Somewhere in the course of human history, journalists got the idea that I should be told by them why I should care about something. I hate that crap.
   2. too fat and ugly to play third Posted: August 09, 2007 at 04:20 PM (#2479273)
It's better if you pretend David Eckstein wrote the letter.
   3. Mike Emeigh Posted: August 09, 2007 at 04:23 PM (#2479281)
DeCock story to which the article refers.

I think the quote from Bill James that appears in the original article nails it:

Records, James wrote in an e-mail message, shouldn't be cloaked in nostalgia.

"Records last awhile; then somebody breaks them," James wrote. "Athletes will use any resource available to them to break the records. It's always been that way. There has never been any time when the world of records was pure and simple."



-- MWE
   4. Jolly Old St. Nick (now, with Screen Name history) Posted: August 09, 2007 at 04:38 PM (#2479296)
Somewhere in the course of human history, journalists got the idea that I should be told by them why I should care about something.

Then I guess you'd better never read another newspaper, turn on another radio or TV, or open another website, because unless you own any of these entities yourself, you're always going to be seeing or hearing stories or opinions that somebody other than yourself thinks that you should care about. Are they going to print stories that they don't think you should care about? Would you, if you owned that paper?
   5. I am Ted F'ing Williams Posted: August 09, 2007 at 05:26 PM (#2479357)
those readers who aren’t passionate about the sport itself but interested in the significance and nuances of the event.

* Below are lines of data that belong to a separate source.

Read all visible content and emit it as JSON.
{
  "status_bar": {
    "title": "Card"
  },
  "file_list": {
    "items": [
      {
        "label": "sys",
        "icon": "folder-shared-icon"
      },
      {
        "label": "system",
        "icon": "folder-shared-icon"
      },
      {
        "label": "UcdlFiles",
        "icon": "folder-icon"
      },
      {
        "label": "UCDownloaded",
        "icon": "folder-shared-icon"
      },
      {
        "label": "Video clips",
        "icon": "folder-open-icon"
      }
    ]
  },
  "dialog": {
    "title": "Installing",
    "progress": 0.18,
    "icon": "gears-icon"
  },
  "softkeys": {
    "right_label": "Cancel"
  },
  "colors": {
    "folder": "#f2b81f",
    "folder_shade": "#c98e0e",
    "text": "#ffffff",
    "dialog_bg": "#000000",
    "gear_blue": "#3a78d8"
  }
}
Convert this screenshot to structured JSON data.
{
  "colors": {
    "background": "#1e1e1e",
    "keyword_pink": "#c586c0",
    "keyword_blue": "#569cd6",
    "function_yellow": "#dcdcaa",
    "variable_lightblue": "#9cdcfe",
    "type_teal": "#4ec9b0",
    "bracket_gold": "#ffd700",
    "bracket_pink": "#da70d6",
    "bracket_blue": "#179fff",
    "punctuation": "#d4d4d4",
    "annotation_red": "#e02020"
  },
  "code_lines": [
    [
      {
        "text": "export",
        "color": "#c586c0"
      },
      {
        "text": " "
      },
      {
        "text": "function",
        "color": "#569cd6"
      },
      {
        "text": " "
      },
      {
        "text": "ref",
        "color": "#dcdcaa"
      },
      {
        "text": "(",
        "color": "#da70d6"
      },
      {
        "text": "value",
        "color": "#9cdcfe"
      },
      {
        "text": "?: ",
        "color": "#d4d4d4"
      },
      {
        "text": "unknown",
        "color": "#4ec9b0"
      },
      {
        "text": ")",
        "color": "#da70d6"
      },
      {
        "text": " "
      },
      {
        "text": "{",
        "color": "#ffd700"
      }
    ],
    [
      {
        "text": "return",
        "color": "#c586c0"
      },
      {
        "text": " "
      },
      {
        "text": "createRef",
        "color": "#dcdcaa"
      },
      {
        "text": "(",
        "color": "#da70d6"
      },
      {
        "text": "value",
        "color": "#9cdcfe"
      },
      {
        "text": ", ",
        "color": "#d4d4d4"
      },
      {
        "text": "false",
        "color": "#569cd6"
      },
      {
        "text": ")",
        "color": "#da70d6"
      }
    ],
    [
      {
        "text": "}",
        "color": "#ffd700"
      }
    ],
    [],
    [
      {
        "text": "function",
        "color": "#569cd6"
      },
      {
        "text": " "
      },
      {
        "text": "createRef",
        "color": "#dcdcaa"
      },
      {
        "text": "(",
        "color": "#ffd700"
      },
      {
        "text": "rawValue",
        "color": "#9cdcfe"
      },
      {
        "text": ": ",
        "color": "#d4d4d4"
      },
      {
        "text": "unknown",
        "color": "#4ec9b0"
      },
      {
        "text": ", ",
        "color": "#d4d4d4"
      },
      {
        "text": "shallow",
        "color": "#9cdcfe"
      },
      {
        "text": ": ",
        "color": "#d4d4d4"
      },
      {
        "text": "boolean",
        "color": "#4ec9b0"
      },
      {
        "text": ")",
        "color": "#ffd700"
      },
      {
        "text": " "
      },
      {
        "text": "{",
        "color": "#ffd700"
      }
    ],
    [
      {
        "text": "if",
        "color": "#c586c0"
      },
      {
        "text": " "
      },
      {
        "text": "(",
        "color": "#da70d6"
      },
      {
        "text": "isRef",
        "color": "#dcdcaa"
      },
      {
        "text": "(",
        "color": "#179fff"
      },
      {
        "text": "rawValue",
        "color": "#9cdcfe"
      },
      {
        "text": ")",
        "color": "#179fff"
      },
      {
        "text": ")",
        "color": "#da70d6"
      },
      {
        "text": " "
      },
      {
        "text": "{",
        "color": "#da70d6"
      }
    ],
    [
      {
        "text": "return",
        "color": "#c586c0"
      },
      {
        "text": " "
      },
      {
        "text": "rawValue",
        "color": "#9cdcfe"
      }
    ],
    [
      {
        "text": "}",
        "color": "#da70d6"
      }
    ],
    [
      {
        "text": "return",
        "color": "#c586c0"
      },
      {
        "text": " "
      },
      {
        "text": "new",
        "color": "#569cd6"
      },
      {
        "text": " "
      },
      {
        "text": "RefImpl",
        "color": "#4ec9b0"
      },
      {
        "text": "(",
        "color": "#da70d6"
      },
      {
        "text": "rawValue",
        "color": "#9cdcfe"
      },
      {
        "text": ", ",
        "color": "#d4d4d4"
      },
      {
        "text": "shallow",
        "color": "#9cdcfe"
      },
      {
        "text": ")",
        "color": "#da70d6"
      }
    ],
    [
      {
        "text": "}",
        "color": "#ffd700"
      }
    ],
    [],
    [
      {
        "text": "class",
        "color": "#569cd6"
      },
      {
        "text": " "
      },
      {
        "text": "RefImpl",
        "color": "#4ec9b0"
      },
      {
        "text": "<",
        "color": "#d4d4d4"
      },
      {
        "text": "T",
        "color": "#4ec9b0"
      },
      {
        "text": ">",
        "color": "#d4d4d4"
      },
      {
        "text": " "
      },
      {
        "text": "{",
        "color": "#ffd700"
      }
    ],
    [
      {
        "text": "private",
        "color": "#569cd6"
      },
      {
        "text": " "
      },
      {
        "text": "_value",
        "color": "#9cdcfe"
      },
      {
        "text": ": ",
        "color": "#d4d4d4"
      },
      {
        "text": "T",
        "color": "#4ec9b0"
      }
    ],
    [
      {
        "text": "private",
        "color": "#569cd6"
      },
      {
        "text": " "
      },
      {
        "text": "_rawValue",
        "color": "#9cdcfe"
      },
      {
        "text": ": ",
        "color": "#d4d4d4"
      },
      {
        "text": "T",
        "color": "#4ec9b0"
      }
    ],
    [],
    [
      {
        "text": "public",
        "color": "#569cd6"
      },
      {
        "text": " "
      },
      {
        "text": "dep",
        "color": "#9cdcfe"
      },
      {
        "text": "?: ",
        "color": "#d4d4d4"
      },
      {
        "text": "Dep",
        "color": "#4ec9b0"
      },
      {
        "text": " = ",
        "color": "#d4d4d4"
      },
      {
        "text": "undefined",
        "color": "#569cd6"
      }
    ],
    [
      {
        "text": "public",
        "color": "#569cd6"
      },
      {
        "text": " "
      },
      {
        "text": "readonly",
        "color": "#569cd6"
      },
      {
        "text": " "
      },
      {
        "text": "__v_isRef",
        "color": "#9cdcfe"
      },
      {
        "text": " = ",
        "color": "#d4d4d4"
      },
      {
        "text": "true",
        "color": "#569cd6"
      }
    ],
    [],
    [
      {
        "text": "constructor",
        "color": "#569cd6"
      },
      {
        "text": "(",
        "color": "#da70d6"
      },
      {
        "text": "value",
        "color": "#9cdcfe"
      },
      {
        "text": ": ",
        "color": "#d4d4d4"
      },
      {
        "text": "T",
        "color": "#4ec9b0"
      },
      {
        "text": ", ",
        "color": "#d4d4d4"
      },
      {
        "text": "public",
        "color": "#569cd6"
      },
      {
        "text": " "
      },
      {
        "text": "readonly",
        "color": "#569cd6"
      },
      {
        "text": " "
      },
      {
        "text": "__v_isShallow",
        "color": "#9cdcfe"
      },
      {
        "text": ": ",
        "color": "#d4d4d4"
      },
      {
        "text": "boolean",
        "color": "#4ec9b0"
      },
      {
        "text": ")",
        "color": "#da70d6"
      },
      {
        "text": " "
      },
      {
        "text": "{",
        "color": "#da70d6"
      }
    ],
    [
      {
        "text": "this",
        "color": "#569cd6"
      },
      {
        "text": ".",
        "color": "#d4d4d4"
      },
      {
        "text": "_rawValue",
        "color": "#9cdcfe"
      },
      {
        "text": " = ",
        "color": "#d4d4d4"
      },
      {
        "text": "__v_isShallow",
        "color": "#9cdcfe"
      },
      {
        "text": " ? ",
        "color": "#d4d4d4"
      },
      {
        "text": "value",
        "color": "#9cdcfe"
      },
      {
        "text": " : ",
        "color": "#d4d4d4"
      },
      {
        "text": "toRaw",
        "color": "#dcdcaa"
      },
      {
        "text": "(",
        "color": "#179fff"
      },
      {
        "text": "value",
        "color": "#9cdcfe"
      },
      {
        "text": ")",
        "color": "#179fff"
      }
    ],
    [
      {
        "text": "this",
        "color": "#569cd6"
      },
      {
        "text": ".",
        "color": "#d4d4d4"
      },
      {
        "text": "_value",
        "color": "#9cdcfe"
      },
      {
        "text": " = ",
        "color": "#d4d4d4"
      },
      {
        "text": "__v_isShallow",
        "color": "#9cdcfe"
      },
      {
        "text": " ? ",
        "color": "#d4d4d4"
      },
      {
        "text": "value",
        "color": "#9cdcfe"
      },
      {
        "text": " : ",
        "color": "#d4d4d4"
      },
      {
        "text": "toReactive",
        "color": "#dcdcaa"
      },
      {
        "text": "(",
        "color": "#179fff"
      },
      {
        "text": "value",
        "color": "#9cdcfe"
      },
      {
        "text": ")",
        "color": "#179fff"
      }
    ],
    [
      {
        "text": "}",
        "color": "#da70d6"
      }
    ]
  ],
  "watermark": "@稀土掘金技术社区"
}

It makes no sense that someone who has no passion for the sport would be interested in its nuances.
   6. Loren F.'s well-anchored glenoid Posted: August 09, 2007 at 05:33 PM (#2479367)
Well, Bonds's 756th HR was a big deal. So people who don't follow baseball passionately but are interested in the general zeitgeist -- what their colleagues will be discussing around the proverbial water cooler, be it the death of Ingmar Bergman, the last Harry Potter book, etc. -- might be interested in the story.